Describe the decision making problem of this monopolist when the monopolist
can choose the quantity and the quality of the good for sale.
(c) [10 points] How does the solution to the problem in (b) differ from the choice
of a social planner who maximizes the unweighted sum of consumer surplus
and firm profit? Will the firm choose a higher or lower quality than the
planner wants?
(d) [15 marks] Now suppose the monopolist in (b) can select to bring a range of
qualities to the market. Explain why the existence of a large consumer surplus
can lead the monopolist to produce fewer goods than the planner would like.
Explain why allowing the monopolist to charge a price above marginal cost
can lead to more goods than the planner would like.

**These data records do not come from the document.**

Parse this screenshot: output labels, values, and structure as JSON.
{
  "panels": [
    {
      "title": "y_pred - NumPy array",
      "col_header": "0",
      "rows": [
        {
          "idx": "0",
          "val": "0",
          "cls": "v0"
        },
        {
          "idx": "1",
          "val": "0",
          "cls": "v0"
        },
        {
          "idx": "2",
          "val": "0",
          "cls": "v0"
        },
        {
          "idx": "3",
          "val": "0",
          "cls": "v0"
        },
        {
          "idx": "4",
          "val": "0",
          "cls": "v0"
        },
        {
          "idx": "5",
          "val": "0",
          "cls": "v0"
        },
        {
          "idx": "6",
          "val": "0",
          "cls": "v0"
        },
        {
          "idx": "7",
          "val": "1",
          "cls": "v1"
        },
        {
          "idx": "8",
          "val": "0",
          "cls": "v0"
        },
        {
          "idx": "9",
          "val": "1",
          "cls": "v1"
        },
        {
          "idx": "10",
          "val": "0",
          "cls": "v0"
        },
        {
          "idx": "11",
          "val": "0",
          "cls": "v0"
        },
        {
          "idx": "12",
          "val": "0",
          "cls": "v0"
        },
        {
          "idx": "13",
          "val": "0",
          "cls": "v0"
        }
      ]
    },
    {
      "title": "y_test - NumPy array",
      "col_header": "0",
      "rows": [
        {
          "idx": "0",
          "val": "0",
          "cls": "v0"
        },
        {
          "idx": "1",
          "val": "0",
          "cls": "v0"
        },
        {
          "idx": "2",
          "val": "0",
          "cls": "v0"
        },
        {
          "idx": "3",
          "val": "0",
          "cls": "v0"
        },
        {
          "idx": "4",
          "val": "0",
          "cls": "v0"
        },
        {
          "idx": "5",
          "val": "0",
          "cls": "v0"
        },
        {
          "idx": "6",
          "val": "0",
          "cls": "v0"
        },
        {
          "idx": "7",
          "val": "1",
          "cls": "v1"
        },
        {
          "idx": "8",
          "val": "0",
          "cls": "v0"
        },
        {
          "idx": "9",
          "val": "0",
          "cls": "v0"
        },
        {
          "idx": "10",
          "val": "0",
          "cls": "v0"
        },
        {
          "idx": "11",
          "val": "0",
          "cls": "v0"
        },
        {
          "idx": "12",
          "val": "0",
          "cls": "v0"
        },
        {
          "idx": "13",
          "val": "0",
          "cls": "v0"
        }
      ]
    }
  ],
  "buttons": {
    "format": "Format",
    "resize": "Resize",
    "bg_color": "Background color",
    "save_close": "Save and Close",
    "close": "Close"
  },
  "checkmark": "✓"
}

3. [50 marks] What are the possible costs and benefits of so-called persuasive
advertising, i.e. advertising which conveys little or no information regarding price
offers, product characteristics or availability?
END OF SECTION A
EC365-6-SP
3
Section B
4. Answer both parts (a) and (b).
(a) [25 marks] Describe a specific mechanism a regulator can use on monopolist
which has private information about its production costs that achieves an
efficient allocation. Explain the practical problems implementing such
policies.
(b) [25 marks] Describe the difficulties that arise when the regulator instead
decides to impose a rate of return regulatory policy.
5. Answer both parts (a) and (b).
Consider a policy maker who regulates the price of a natural monopoly.
(a) [10 marks] Why might average cost pricing be preferred over marginal cost
pricing?
(b) [15 marks] Why might non-linear pricing be preferred over average cost
pricing?
(c) [25 marks] Why might the policy maker decide instead to auction the
franchise rights to operate the monopoly. What issues arise in carrying out
franchise auctions for monopoly rights?
Hi there,
Would you be able to provide me with rough answers to this exam paper?